Release Notes

MindSpore Transformers 1.8.0 Release Notes

The following outlines the key new features and bug fixes introduced in version 1.8.0 of the MindSpore Transformers suite, compared to version 1.7.0.

New Features

  • Training Features: Mcore models support fine-grained configuration parameters for initialization standard deviation; learning rate strategy supports fine-grained configuration of grouped learning rates; new Muon optimizer with QKClip configuration support, implementing MuonClip optimizer.

  • Mcore Model Architecture: Support for different position encoding strategies for different TransformerLayer configurations; support for configuring SlidingWindowAttention.
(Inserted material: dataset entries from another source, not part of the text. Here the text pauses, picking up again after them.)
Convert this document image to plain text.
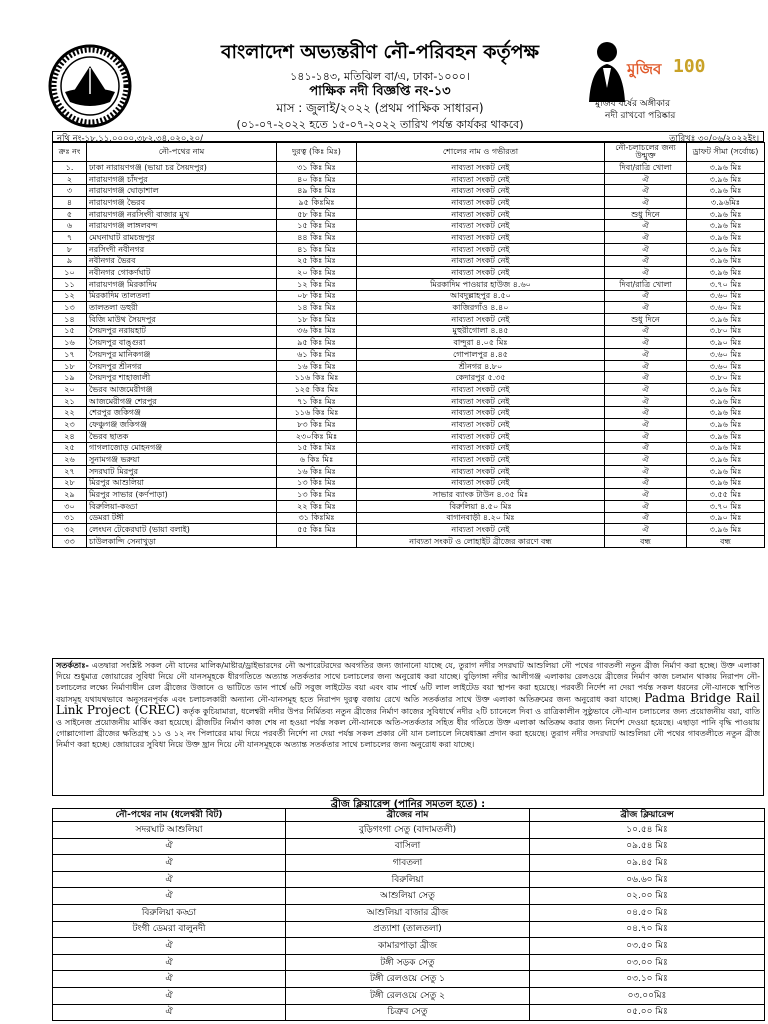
বাংলাদেশ অভ্যন্তরীণ নৌ-পরিবহন কর্তৃপক্ষ
১৪১-১৪৩, মতিঝিল বা/এ, ঢাকা-১০০০।
পাক্ষিক নদী বিজ্ঞপ্তি নং-১৩
মাস : জুলাই/২০২২ (প্রথম পাক্ষিক সাধারন)
(০১-০৭-২০২২ হতে ১৫-০৭-২০২২ তারিখ পর্যন্ত কার্যকর থাকবে)
মুজিব 100
মুজিব বর্ষের অঙ্গীকার
নদী রাখবো পরিষ্কার
নথি নং-১৮.১১.০০০০.৩৮২.৩৪.০২০.২০/	তারিখঃ ৩০/০৬/২০২২ইং।
ক্রঃ নং	নৌ-পথের নাম	দুরত্ব (কিঃ মিঃ)	শোলের নাম ও গভীরতা	নৌ-চলাচলের জন্য উন্মুক্ত	ড্রাফট সীমা (সর্বোচ্চ)
১.	ঢাকা নারায়ণগঞ্জ (ভায়া চর সৈয়দপুর)	৩১ কিঃ মিঃ	নাব্যতা সংকট নেই	দিবা/রাত্রি খোলা	৩.৯৬ মিঃ
২	নারায়ণগঞ্জ চাঁদপুর	৪০ কিঃ মিঃ	নাব্যতা সংকট নেই	ঐ	৩.৯৬ মিঃ
৩	নারায়ণগঞ্জ ঘোড়াশাল	৪৯ কিঃ মিঃ	নাব্যতা সংকট নেই	ঐ	৩.৯৬ মিঃ
৪	নারায়ণগঞ্জ ভৈরব	৯৫ কিঃমিঃ	নাব্যতা সংকট নেই	ঐ	৩.৯৬মিঃ
৫	নারায়ণগঞ্জ নরসিংদী বাজার মুখ	৫৮ কিঃ মিঃ	নাব্যতা সংকট নেই	শুধু দিনে	৩.৯৬ মিঃ
৬	নারায়ণগঞ্জ লাঙ্গলবন্দ	১৫ কিঃ মিঃ	নাব্যতা সংকট নেই	ঐ	৩.৯৬ মিঃ
৭	মেঘনাঘাট রামচন্দ্রপুর	৪৪ কিঃ মিঃ	নাব্যতা সংকট নেই	ঐ	৩.৯৬ মিঃ
৮	নরসিংদী নবীনগর	৪১ কিঃ মিঃ	নাব্যতা সংকট নেই	ঐ	৩.৯৬ মিঃ
৯	নবীনগর ভৈরব	২৫ কিঃ মিঃ	নাব্যতা সংকট নেই	ঐ	৩.৯৬ মিঃ
১০	নবীনগর গোকর্ণঘাট	২০ কিঃ মিঃ	নাব্যতা সংকট নেই	ঐ	৩.৯৬ মিঃ
১১	নারায়ণগঞ্জ মিরকাদিম	১২ কিঃ মিঃ	মিরকাদিম পাওয়ার হাউজ ৪.৬০	দিবা/রাত্রি খোলা	৩.৭০ মিঃ
১২	মিরকাদিম তালতলা	০৮ কিঃ মিঃ	আবদুল্লাহপুর ৪.৫০	ঐ	৩.৬০ মিঃ
১৩	তালতলা ডহুরী	১৪ কিঃ মিঃ	কাজিরগাঁও ৪.৪০	ঐ	৩.৬০ মিঃ
১৪	বিজি মাউথ সৈয়দপুর	১৮ কিঃ মিঃ	নাব্যতা সংকট নেই	শুধু দিনে	৩.৯৬ মিঃ
১৫	সৈয়দপুর নরায়হাট	৩৬ কিঃ মিঃ	মুহুরীগোলা ৪.৪৫	ঐ	৩.৮০ মিঃ
১৬	সৈয়দপুর বাঙ্গুরা	৯৫ কিঃ মিঃ	বান্দুরা ৪.০৫ মিঃ	ঐ	৩.৯০ মিঃ
১৭	সৈয়দপুর মানিকগঞ্জ	৬১ কিঃ মিঃ	গোপালপুর ৪.৪৫	ঐ	৩.৬০ মিঃ
১৮	সৈয়দপুর শ্রীনগর	১৬ কিঃ মিঃ	শ্রীনগর ৪.৮০	ঐ	৩.৬০ মিঃ
১৯	সৈয়দপুর শাহাজালী	১১৬ কিঃ মিঃ	কেদারপুর ৫.৩৫	ঐ	৩.৮০ মিঃ
২০	ভৈরব আজমেরীগঞ্জ	১২৫ কিঃ মিঃ	নাব্যতা সংকট নেই	ঐ	৩.৯৬ মিঃ
২১	আজমেরীগঞ্জ শেরপুর	৭১ কিঃ মিঃ	নাব্যতা সংকট নেই	ঐ	৩.৯৬ মিঃ
২২	শেরপুর জকিগঞ্জ	১১৬ কিঃ মিঃ	নাব্যতা সংকট নেই	ঐ	৩.৯৬ মিঃ
২৩	ফেঞ্চুগঞ্জ জকিগঞ্জ	৮৩ কিঃ মিঃ	নাব্যতা সংকট নেই	ঐ	৩.৯৬ মিঃ
২৪	ভৈরব ছাতক	২৩০কিঃ মিঃ	নাব্যতা সংকট নেই	ঐ	৩.৯৬ মিঃ
২৫	গাগলাজোড় মোহনগঞ্জ	১৫ কিঃ মিঃ	নাব্যতা সংকট নেই	ঐ	৩.৯৬ মিঃ
২৬	সুনামগঞ্জ ভরুয়া	৬ কিঃ মিঃ	নাব্যতা সংকট নেই	ঐ	৩.৯৬ মিঃ
২৭	সদরঘাট মিরপুর	১৬ কিঃ মিঃ	নাব্যতা সংকট নেই	ঐ	৩.৯৬ মিঃ
২৮	মিরপুর আশুলিয়া	১৩ কিঃ মিঃ	নাব্যতা সংকট নেই	ঐ	৩.৯৬ মিঃ
২৯	মিরপুর সাভার (কর্ণপাড়া)	১৩ কিঃ মিঃ	সাভার ব্যাংক টাউন ৪.৩৫ মিঃ	ঐ	৩.৫৫ মিঃ
৩০	বিরুলিয়া-কড্ডা	২২ কিঃ মিঃ	বিরুলিয়া ৪.৫০ মিঃ	ঐ	৩.৭০ মিঃ
৩১	ডেমরা টঙ্গী	৩১ কিঃমিঃ	বাগানবাড়ী ৪.২০ মিঃ	ঐ	৩.৯০ মিঃ
৩২	লেংঘন টেকেরঘাট (ভায়া বলাই)	৫৫ কিঃ মিঃ	নাব্যতা সংকট নেই	ঐ	৩.৯৬ মিঃ
৩৩	চাউলকান্দি সেনাখুড়া		নাব্যতা সংকট ও লোহাইট ব্রীজের কারণে বন্ধ	বন্ধ	বন্ধ
সতর্কতাঃ- এতদ্বারা সংশ্লিষ্ট সকল নৌ যানের মালিক/মাষ্টার/ড্রাইভারদের নৌ অপারেটরদের অবগতির জন্য জানানো যাচ্ছে যে, তুরাগ নদীর সদরঘাট আশুলিয়া নৌ পথের গাবতলী নতুন ব্রীজ নির্মাণ করা হচ্ছে। উক্ত এলাকা দিয়ে শুধুমাত্র জোয়ারের সুবিধা নিয়ে নৌ যানসমূহকে ধীরগতিতে অত্যান্ত সতর্কতার সাথে চলাচলের জন্য অনুরোধ করা যাচ্ছে। বুড়িগঙ্গা নদীর আলীগঞ্জ এলাকায় রেলওয়ে ব্রীজের নির্মাণ কাজ চলমান থাকায় নিরাপদ নৌ-চলাচলের লক্ষ্যে নির্মাণাধীন রেল ব্রীজের উজানে ও ভাটিতে ডান পার্শ্বে ৬টি সবুজ লাইটেড বয়া এবং বাম পার্শ্বে ৬টি লাল লাইটেড বয়া স্থাপন করা হয়েছে। পরবর্তী নির্দেশ না দেয়া পর্যন্ত সকল ধরনের নৌ-যানকে স্থাপিত বয়াসমূহ যথাযথভাবে অনুসরনপূর্বক এবং চলাচলকারী অন্যান্য নৌ-যানসমূহ হতে নিরাপদ দুরত্ব বজায় রেখে অতি সতর্কতার সাথে উক্ত এলাকা অতিক্রমের জন্য অনুরোধ করা যাচ্ছে। Padma Bridge Rail Link Project (CREC) কর্তৃক কুচিয়ামারা, ধলেশ্বরী নদীর উপর নির্মিতব্য নতুন ব্রীজের নির্মাণ কাজের সুবিধার্থে নদীর ২টি চ্যানেলে দিবা ও রাত্রিকালীন সুষ্ঠুভাবে নৌ-যান চলাচলের জন্য প্রয়োজনীয় বয়া, বাতি ও সাইনেজ প্রয়োজনীয় মার্কিং করা হয়েছে। ব্রীজটির নির্মাণ কাজ শেষ না হওয়া পর্যন্ত সকল নৌ-যানকে অতি-সতর্কতার সহিত ধীর গতিতে উক্ত এলাকা অতিক্রম করার জন্য নির্দেশ দেওয়া হয়েছে। এছাড়া পানি বৃদ্ধি পাওয়ায় গোল্লাগোলা ব্রীজের ক্ষতিগ্রস্থ ১১ ও ১২ নং পিলারের মাঝ দিয়ে পরবর্তী নির্দেশ না দেয়া পর্যন্ত সকল প্রকার নৌ যান চলাচলে নিষেধাজ্ঞা প্রদান করা হয়েছে। তুরাগ নদীর সদরঘাট আশুলিয়া নৌ পথের গাবতলীতে নতুন ব্রীজ নির্মাণ করা হচ্ছে। জোয়ারের সুবিধা নিয়ে উক্ত ছ্রান দিয়ে নৌ যানসমূহকে অত্যান্ত সতর্কতার সাথে চলাচলের জন্য অনুরোধ করা যাচ্ছে।
ব্রীজ ক্লিয়ারেন্স (পানির সমতল হতে) :
নৌ-পথের নাম (ধলেশ্বরী বিট)	ব্রীজের নাম	ব্রীজ ক্লিয়ারেন্স
সদরঘাট আশুলিয়া	বুড়িগংগা সেতু (বাদামতলী)	১০.৫৪ মিঃ
ঐ	বাসিলা	০৯.৫৪ মিঃ
ঐ	গাবতলা	০৯.৪৫ মিঃ
ঐ	বিরুলিয়া	০৬.৬০ মিঃ
ঐ	আশুলিয়া সেতু	০২.০০ মিঃ
বিরুলিয়া কড্ডা	আশুলিয়া বাজার ব্রীজ	০৪.৫০ মিঃ
টংগী ডেমরা বালুনদী	প্রত্যাশা (তালতলা)	০৪.৭০ মিঃ
ঐ	কামারপাড়া ব্রীজ	০৩.৫০ মিঃ
ঐ	টঙ্গী সড়ক সেতু	০৩.০০ মিঃ
ঐ	টঙ্গী রেলওয়ে সেতু ১	০৩.১০ মিঃ
ঐ	টঙ্গী রেলওয়ে সেতু ২	০৩.০০মিঃ
ঐ	চিত্রুব সেতু	০৫.০০ মিঃ
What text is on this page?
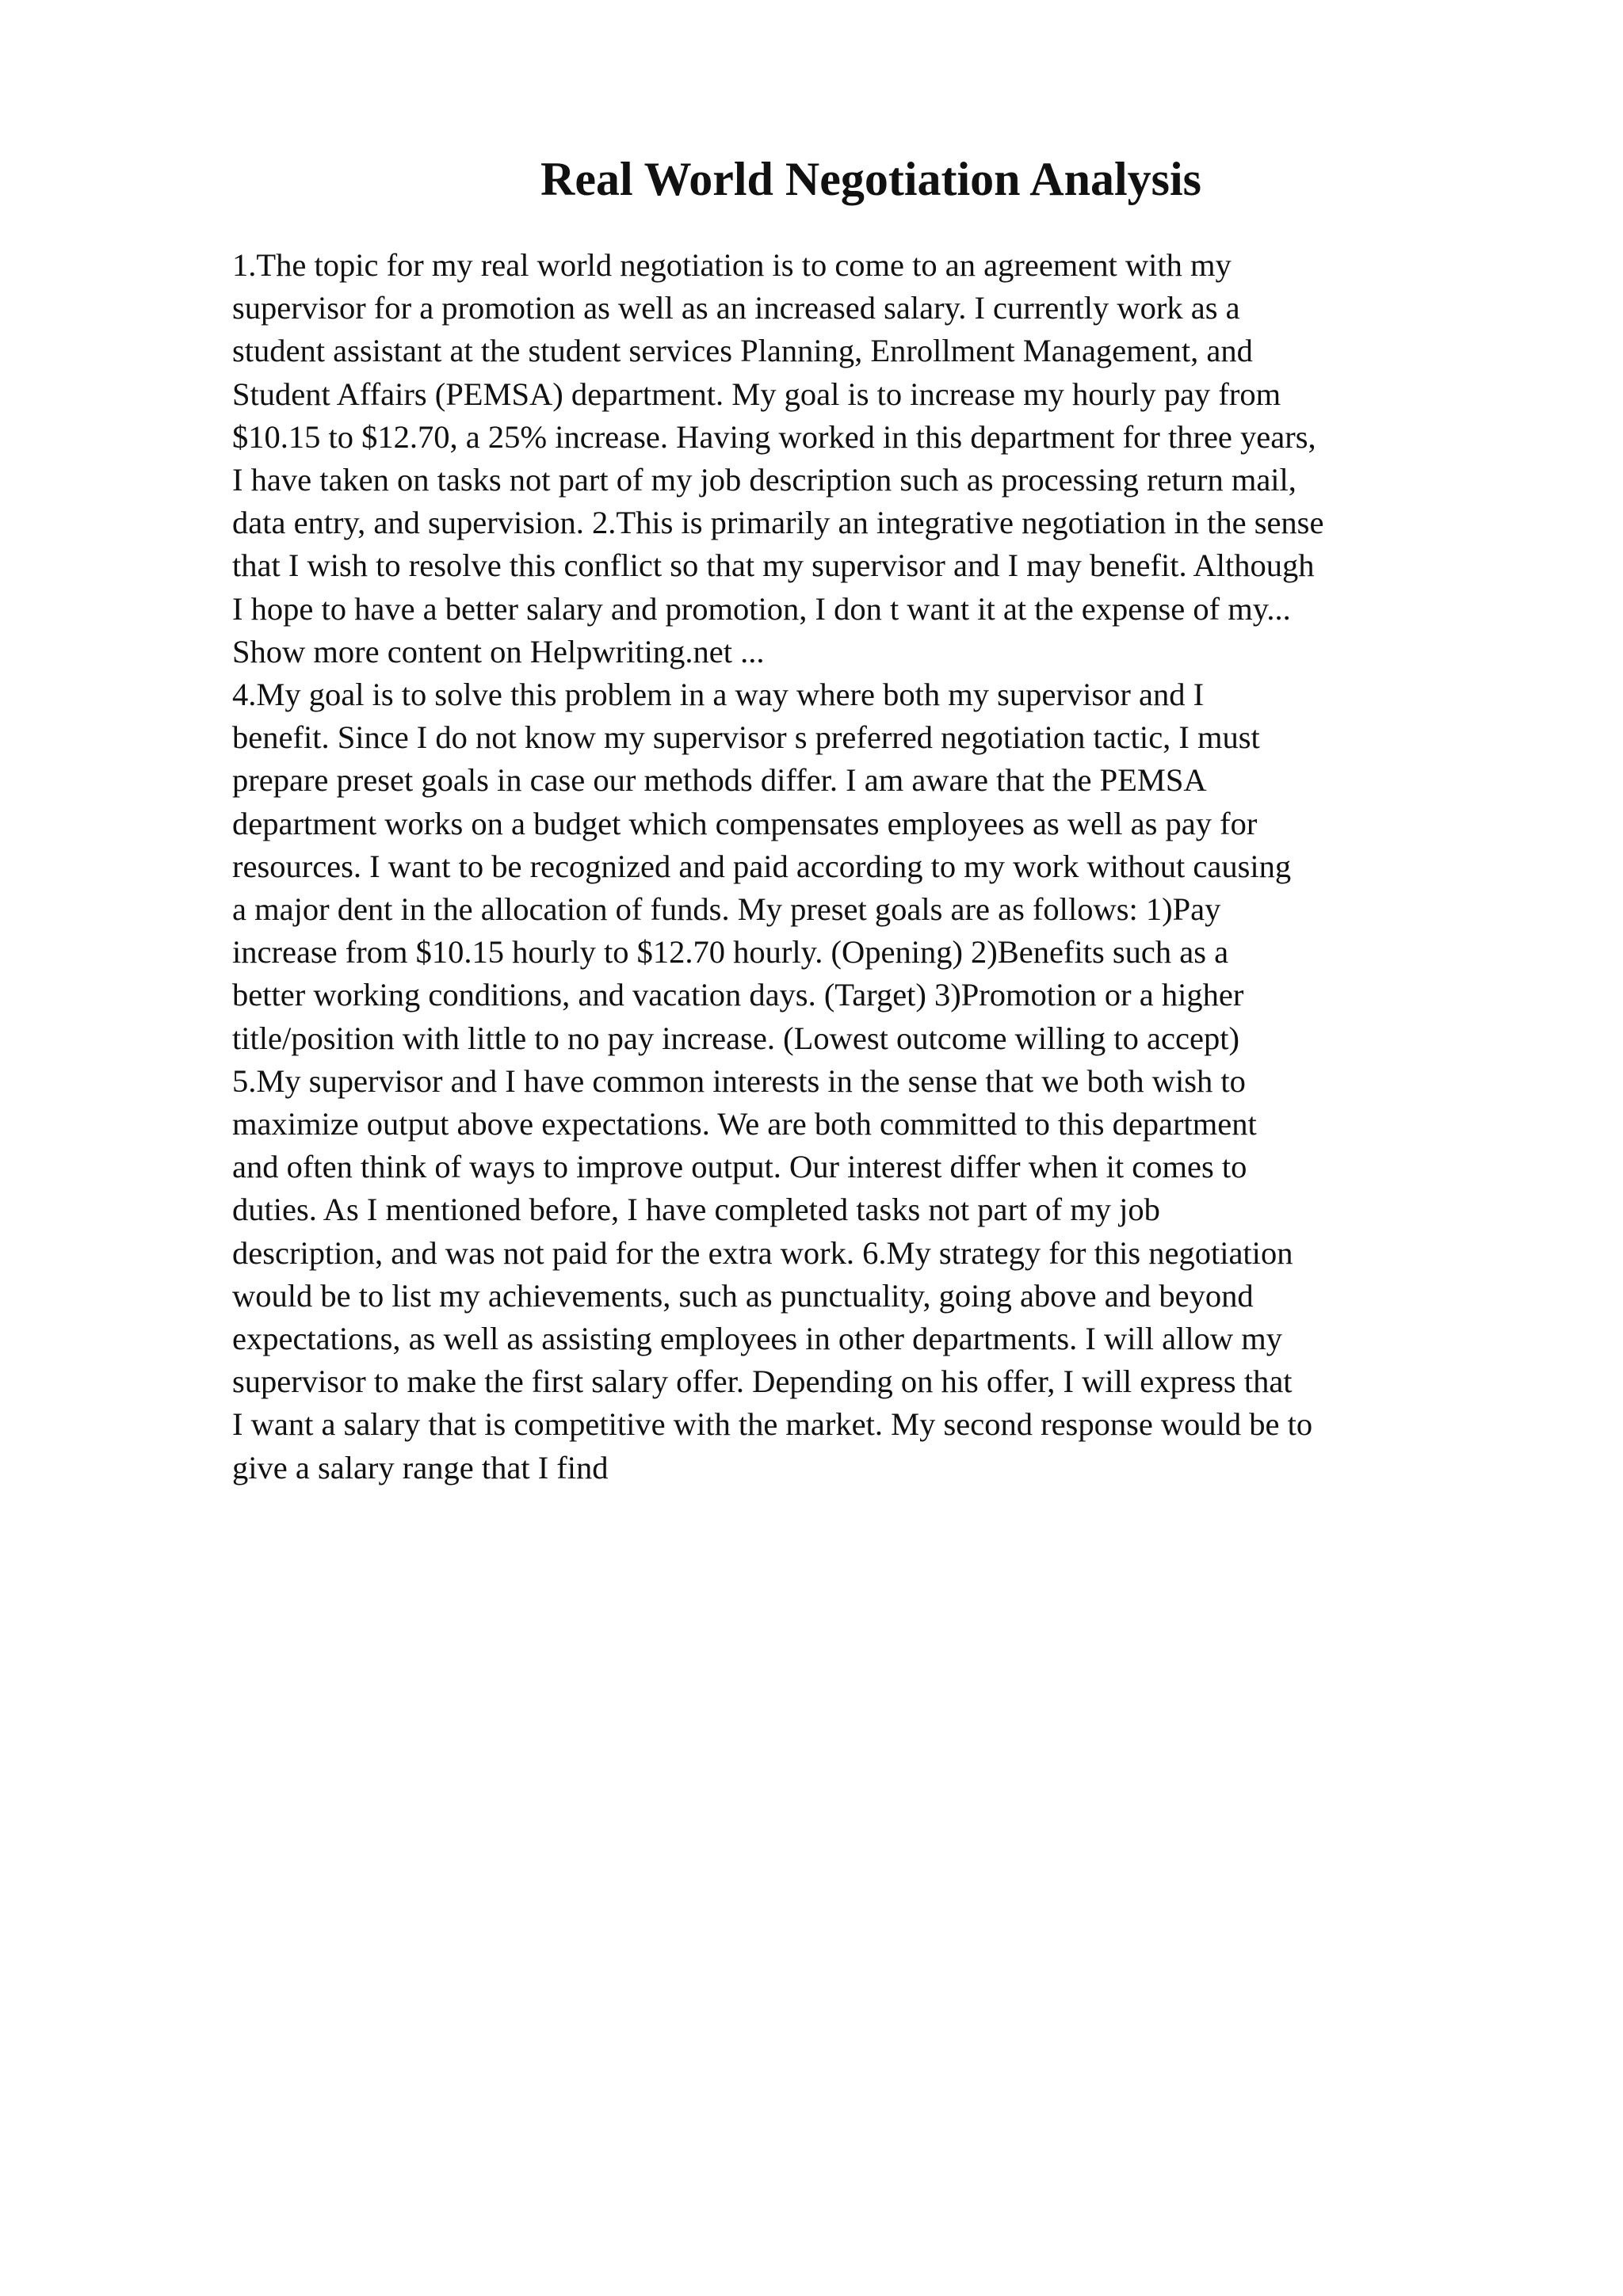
Real World Negotiation Analysis
1.The topic for my real world negotiation is to come to an agreement with my
supervisor for a promotion as well as an increased salary. I currently work as a
student assistant at the student services Planning, Enrollment Management, and
Student Affairs (PEMSA) department. My goal is to increase my hourly pay from
$10.15 to $12.70, a 25% increase. Having worked in this department for three years,
I have taken on tasks not part of my job description such as processing return mail,
data entry, and supervision. 2.This is primarily an integrative negotiation in the sense
that I wish to resolve this conflict so that my supervisor and I may benefit. Although
I hope to have a better salary and promotion, I don t want it at the expense of my...
Show more content on Helpwriting.net ...
4.My goal is to solve this problem in a way where both my supervisor and I
benefit. Since I do not know my supervisor s preferred negotiation tactic, I must
prepare preset goals in case our methods differ. I am aware that the PEMSA
department works on a budget which compensates employees as well as pay for
resources. I want to be recognized and paid according to my work without causing
a major dent in the allocation of funds. My preset goals are as follows: 1)Pay
increase from $10.15 hourly to $12.70 hourly. (Opening) 2)Benefits such as a
better working conditions, and vacation days. (Target) 3)Promotion or a higher
title/position with little to no pay increase. (Lowest outcome willing to accept)
5.My supervisor and I have common interests in the sense that we both wish to
maximize output above expectations. We are both committed to this department
and often think of ways to improve output. Our interest differ when it comes to
duties. As I mentioned before, I have completed tasks not part of my job
description, and was not paid for the extra work. 6.My strategy for this negotiation
would be to list my achievements, such as punctuality, going above and beyond
expectations, as well as assisting employees in other departments. I will allow my
supervisor to make the first salary offer. Depending on his offer, I will express that
I want a salary that is competitive with the market. My second response would be to
give a salary range that I find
  • Datasets: Hugging Face datasets support streaming data loading, reducing dataset loading time for fine-tuning tasks.

  • Architecture Upgrade: Weight saving/loading & resume training solution upgraded, implementing a new weight directory structure, simplified configuration, and Reshard loading mechanism, significantly improving usability and loading/recovery performance.

Bugfix

During the current release cycle, we have implemented numerous bugfixes across models, functionalities, usability, and documentation. Key fixes include:

  • !7824: Fixed issue where pad_token_id was not effective in Mcore networks.

  • !7818: Fixed hostname retrieval failure issue in certain environments.

  • !7793 !7713: Fixed Hugging Face dataset related issues.

  • !7630: Fixed safetensors weight conversion and loading issue when changing parallel strategy.

  • !7743: Fixed hidden_size assignment logic when shared experts are greater than 1.

  • !7790: Fixed inference weight loading failure when q_lora_rank is None.

  • !7902: Fixed error in DeepSeek-V3 inference model when weights are not loaded.

Change Notes

This release introduces modifications to certain historical deprecated models/code/materials. Detailed changes and explanations are as follows:

Change Content

Change Description

Deprecated Model Sunset

The following models have been sunset: Llama3.1, Mixtral, Llm_boost.

Contributors

We extend our gratitude to the following team and their members for their outstanding contributions:

  • 天翼云息壤智算团队: RFC !7757 Support for MoE expert hot/cold expert migration, improving training performance during the initial phase of MoE model training when expert load is unbalanced.

We also thank the following developers who contributed during the release cycle:

@ccsszz, @chenrayray, @hangangqiang, @highcloud3, @hss-shuai, @huan-xiaoling, @husichao, @jimmyisme, @JingweiHuang, @lanshaozuishuai, @limuan, @Lin-Bert, @liulili-huawei, @liu-yanwei6, @lzy0920232, @minghu111, @niu-junhao01, @pengjingyou, @qsc97, @renyujin, @senzhen-town, @smallsilly, @Somnus2020, @song-jiaqi1999, @suhaibo, @Sunshine_Youngster, @wei_zhuoyi, @xiaoqi-zhou, @yinanf, @yiyison, @yule100, @zhangyihuiben, @zyw-hw, @zzzkeke

Contributions to the project in any form are most welcome!